Further, it isn’t just those who are looking to buy a timeshare who are vulnerable to being conned; recognising the difficulty current timeshare owners face when attempting to re-sell their ‘investments’ (and due largely and rather ironically  to the bad reputation the timeshare industry has earned itself), many of the scams perpetrated today target current timeshare owners. Fortunately, there is an easy way of avoiding falling into the timeshare scam trap and that is to avoid investing in a timeshare.

 

Meanwhile, and even more fortunately for the millions who have bought and continue to be tempted into purchasing timeshares, there are a number of organisations which have been specifically set up to help timeshare victims exit mis-sold contracts and escape their timeshare hells, such as the TESS organisation. TESS, or the Timeshare Exit Support Service, also provide those looking to learn more about timesharing with a number of articles via the TESS online News blog which keeps up to date with all things relating to timesharing and the ever changing and complex laws surrounding the timeshare industry.

 

3.      Costly Annual Fees

 

Tmeshare fees are determined and included as part of a timeshare agreement to cover the costs of maintaining a timeshare property. This means that timeshare owners pay a percentage towards any year round maintenance often not only of the property they timeshare but as well the complex upon which it is located, as well as paying towards any repairs the property might need over the years.
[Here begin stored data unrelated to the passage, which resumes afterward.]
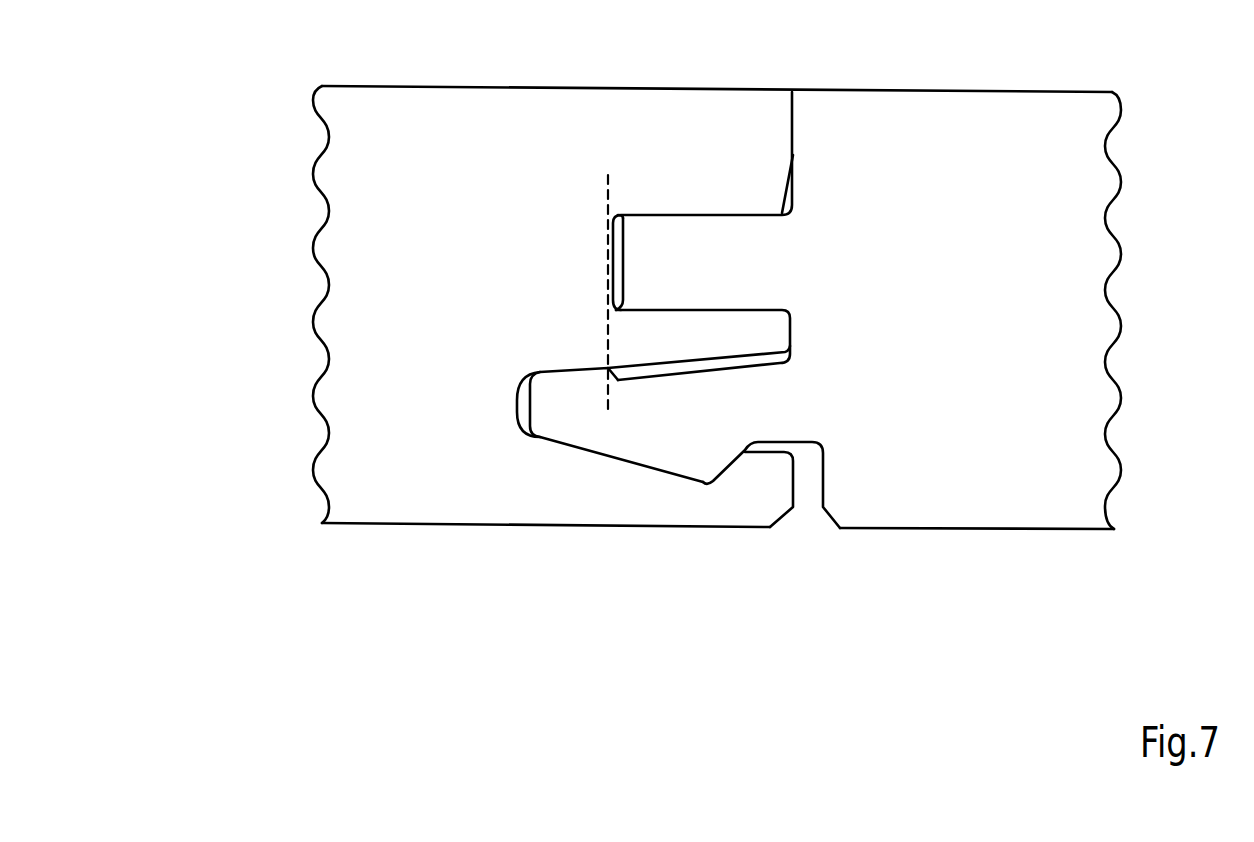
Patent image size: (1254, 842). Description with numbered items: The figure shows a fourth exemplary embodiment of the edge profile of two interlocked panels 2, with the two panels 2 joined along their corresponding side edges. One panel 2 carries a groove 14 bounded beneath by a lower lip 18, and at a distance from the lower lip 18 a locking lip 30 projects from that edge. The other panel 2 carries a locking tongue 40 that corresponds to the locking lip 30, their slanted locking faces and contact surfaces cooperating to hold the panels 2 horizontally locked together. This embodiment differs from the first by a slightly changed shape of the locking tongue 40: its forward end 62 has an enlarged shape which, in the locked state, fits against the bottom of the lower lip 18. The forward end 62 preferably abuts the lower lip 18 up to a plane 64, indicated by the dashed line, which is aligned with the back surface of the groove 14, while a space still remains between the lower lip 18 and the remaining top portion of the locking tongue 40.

The panel 2 is at (487, 113).
The groove 14 is at (618, 213).
The lower lip 18 is at (708, 328).
The locking lip 30 is at (588, 503).
The locking tongue 40 is at (687, 417).
The forward end 62 is at (567, 383).
The plane 64 is at (605, 336).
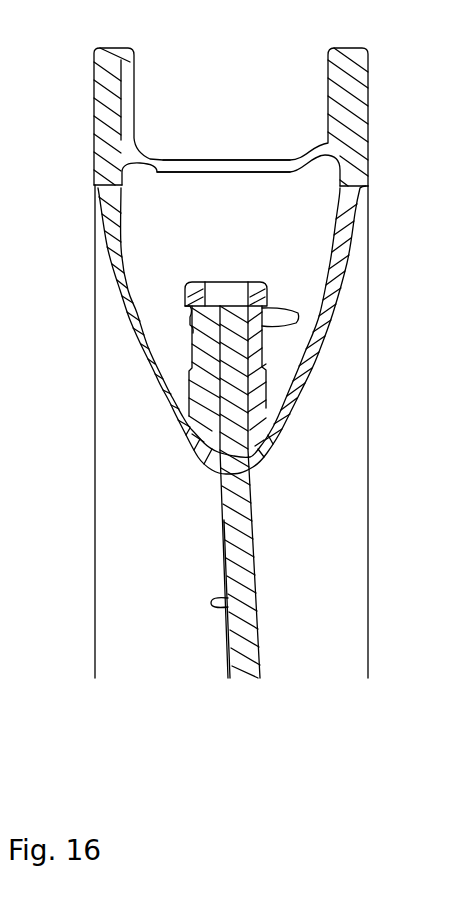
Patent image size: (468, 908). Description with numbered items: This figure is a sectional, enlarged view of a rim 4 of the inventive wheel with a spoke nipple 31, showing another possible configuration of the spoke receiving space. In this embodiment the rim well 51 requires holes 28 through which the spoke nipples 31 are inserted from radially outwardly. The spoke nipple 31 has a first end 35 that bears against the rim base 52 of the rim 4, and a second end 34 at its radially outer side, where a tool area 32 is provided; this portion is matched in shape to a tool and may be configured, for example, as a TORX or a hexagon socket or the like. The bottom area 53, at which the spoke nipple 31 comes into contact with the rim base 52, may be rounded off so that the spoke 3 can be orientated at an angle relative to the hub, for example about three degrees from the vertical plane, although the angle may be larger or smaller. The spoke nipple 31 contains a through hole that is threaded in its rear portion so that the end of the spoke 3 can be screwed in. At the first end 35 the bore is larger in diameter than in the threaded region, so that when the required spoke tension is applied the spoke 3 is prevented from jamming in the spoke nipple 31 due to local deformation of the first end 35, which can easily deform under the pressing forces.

The rim 4 is at (378, 118).
The rim well 51 is at (150, 150).
The hole 28 is at (194, 170).
The tool area 32 is at (232, 292).
The second end 34 is at (168, 288).
The first end 35 is at (190, 427).
The spoke nipple 31 is at (257, 378).
The bottom area 53 is at (265, 450).
The rim base 52 is at (266, 470).
The spoke 3 is at (250, 603).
Failure to pay these fees (whether you make use of your timeshare or not) is illegal and could land you in court or heavily fined.

 

Timesharing is an idea which was devised way back in the 1960s. Despite the fact that times have definitely changed, the timeshare model remains pretty much exactly the same as that first devised over half a century ago. Hence, whilst holiday makers might have once felt stumping up for the annual fees attached to most timeshare agreements was worth it back in the 80’s, when timesharing was at its peak in popularity, today there are a wealth of far more financially savvy ways to jet off on an annual holiday.

 

4.      The Problem of Resale

 

As the Telegraph Newspaper article referred to in the previous point explains, of the 600,000 people who currently own timeshares a staggering 250,000 report that they want rid. Why then haven’t these people sold their timeshares?

 

Well, the reality is that because timeshares are no longer desirable, few if any people want to buy them. Hence, even those who manage to secure a genuine sale stand to make a loss on their ‘investment’, further proving that timesharing is neither a viable investment option for your savings or the best way to holiday in 2016.

 

5.      Timesharing Ties You To Taking the Same Holiday Every Year

 

Timesharing is the surest way to consign yourself and your family to living a groundhog day style holidaying nightmare. Firstly, a timeshare property is fixed in one location which means holidaying in the same country, the same region and even the same accommodation every single year. Meanwhile, the alternative is to continue to pay for your timeshare whilst also forking out for an alternative holiday, should you grow bored.

 

On top of that reality is the fact that the window of time holiday makers have to use their timeshare property is usually nonnegotiable meaning that if you cannot free up the week or two in which you are contractually able to make use of your timeshare, the chances are you will be waiting another twelve months before you get to go on holiday at all. Therefore, timesharing is a specifically and especially inflexible means of holidaying which quite simply and as such fails to meet the needs or fulfil the desires of most holiday makers in 2016.